The chances of No Deal Brexit are, in Boris Johnson’s view, a million to one, but a Martian would conclude otherwise. Sterling has slumped on the exchange markets as investors have decided that the risk of major disruption has markedly increased.
The Chancellor has sanctioned a budget of billions to pay for a public awareness campaign about preparing for no deal Brexit, the biggest public awareness campaign since the one in the 1980s to raise awareness about AIDS. Don’t Die Of Ignorance: wise words indeed.
There has been plenty of energy from the new government, an energy that disguises the fact that it isn’t actually doing anything. How could it? It faces the same problems with Parliamentary arithmetic that faced Theresa May. In fact, they are worse, because Boris Johnson has decisively broken with those members of his own party that oppose no deal Brexit.
What is going on? They say that the best place to hide a secret is to tell it on the floor of the House of Commons. The next best place, it seems, is to put it on the front of the Telegraph. On the Saturday after the change of Prime Minister, Jacob Rees-Mogg acknowledged that the government’s opponents probably had the numbers to defeat it in a vote of no confidence. This arresting observation was not made the lead. Talk about missing the story.
So the government is working on the assumption that it is going to be short-lived (or at least, that its longevity is out of its own control) and that it will expire well before 31 October 2019. Now if that is your working assumption, you really aren’t all that bothered about what happens after that date – the aim is to set up matters so that you can plausibly argue that you were following an excellent plan but were thwarted by rustlers, cut throats, murderers, bounty hunters, desperados, mugs, pugs, thugs, nitwits, halfwits, dimwits, vipers, snipers, conmen, muggers, bushwhackers, hornswogglers and Methodists. Quite what Londoners have done to deserve that reputation, I have no idea.
This is opposition as government. The government is not so much pushing policy as anticipating its own defeat and planning for it.
This can work in one of three ways.
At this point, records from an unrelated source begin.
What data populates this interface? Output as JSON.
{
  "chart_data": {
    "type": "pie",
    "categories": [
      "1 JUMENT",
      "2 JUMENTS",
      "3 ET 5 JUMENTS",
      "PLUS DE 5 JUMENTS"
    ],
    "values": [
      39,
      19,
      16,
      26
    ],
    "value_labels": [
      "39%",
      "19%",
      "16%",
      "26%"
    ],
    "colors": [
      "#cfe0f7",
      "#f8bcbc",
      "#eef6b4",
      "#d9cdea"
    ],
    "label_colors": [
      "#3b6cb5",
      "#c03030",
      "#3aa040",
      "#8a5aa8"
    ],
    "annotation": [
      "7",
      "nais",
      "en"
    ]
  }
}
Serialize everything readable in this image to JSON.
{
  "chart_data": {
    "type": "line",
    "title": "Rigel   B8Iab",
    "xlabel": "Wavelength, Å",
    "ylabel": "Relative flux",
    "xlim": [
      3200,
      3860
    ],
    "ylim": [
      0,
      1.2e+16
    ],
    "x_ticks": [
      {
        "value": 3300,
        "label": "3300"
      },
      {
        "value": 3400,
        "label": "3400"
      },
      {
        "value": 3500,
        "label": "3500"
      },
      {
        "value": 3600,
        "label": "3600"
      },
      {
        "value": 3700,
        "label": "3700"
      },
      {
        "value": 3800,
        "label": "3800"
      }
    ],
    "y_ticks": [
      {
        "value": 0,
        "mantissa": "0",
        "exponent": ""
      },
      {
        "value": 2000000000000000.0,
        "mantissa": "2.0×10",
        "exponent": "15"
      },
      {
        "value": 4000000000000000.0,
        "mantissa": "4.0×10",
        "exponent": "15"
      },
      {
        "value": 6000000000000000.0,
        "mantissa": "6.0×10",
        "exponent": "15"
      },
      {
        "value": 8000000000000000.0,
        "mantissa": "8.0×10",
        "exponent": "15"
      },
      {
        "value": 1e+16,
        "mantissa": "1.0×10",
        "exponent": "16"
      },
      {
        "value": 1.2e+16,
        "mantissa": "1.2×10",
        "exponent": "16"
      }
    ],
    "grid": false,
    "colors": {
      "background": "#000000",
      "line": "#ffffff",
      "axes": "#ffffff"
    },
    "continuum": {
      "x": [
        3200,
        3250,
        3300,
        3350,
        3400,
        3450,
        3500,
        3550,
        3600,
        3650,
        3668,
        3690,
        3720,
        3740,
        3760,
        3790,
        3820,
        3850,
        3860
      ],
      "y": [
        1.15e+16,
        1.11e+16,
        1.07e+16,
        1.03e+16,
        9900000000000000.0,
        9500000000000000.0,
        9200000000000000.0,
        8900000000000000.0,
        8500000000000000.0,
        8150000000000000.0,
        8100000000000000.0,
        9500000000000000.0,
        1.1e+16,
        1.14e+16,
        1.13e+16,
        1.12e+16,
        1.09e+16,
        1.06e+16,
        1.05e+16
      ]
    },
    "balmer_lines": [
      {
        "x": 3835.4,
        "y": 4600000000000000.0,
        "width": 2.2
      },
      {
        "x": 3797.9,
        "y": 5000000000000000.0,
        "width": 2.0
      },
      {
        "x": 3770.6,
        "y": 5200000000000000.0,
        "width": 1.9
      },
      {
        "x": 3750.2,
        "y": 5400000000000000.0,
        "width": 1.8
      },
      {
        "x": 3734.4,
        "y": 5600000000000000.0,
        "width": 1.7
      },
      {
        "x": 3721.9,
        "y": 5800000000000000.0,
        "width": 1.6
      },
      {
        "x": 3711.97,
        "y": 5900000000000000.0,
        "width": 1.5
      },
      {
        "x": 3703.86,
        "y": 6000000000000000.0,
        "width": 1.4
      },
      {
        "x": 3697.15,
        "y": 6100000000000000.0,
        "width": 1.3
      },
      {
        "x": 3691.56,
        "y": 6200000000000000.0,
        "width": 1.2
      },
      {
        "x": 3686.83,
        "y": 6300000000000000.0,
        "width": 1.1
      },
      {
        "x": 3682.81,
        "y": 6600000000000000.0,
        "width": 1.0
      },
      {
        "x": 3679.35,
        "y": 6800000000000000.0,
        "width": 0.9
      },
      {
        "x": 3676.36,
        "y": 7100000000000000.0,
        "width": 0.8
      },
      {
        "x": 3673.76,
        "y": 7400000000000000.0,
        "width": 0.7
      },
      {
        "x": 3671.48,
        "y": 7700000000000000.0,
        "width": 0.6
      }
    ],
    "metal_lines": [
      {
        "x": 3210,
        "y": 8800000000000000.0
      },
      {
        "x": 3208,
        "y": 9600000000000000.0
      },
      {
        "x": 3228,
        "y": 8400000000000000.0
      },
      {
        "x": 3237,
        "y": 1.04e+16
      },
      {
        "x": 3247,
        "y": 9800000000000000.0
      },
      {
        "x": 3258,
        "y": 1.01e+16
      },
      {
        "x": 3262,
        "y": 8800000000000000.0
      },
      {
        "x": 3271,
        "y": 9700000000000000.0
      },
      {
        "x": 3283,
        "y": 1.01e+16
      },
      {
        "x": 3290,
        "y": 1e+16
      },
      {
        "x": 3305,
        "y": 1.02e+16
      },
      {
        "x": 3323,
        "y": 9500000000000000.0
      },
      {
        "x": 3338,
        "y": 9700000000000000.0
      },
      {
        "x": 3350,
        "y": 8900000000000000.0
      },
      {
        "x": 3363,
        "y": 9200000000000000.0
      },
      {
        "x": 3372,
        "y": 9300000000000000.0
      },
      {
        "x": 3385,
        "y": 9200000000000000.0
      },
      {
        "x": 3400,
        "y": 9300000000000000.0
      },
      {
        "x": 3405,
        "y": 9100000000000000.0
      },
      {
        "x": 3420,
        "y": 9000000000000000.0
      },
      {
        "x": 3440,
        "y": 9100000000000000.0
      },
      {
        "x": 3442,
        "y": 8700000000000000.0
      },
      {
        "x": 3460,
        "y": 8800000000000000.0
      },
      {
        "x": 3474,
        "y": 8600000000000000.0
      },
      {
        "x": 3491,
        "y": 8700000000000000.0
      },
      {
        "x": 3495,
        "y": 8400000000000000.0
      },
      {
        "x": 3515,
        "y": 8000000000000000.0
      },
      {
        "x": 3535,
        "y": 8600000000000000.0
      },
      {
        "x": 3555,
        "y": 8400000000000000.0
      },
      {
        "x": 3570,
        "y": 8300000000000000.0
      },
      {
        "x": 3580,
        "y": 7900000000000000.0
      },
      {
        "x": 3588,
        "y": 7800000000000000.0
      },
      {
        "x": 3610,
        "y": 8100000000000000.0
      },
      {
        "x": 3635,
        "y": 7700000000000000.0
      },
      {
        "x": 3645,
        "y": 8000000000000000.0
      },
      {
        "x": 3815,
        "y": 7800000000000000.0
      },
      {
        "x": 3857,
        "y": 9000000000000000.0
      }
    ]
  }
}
First, if there is a vote of no confidence and no alternative government can be formed, there will be a general election that the Conservatives can fight under the banner “Who Governs Britain?” without the risks of being seen to call an unnecessary election. Next, if an alternative government is formed, it gives an easy line for Conservatives to rally around without having to make the hard choices that would be required in a serious negotiation with the EU or that would follow a no deal Brexit. And third, Britain might leave the EU in circumstances where no one is at the wheel so everyone can avoid the blame for any disorder that emerges as a consequence.
Any of these three work on party political terms for the Conservatives. If you believe that Boris Johnson is more interested in the longevity of his political career than in the good of the nation or Brexit, it’s a logical strategy to follow.
For once, I want to end with a question to which I do not know the answer. Imagine there is a vote of no confidence and the government loses. There are then 14 days during which attempts to form an alternative government can be made. During those 14 days, Parliament continues to sit. Who controls the Parliamentary agenda during those 14 days? In normal circumstances, the government sets that agenda, but it has just been defeated. Would MPs take back control of that agenda? And if so, what would they do with it? That seems to me to be a very important question indeed right now.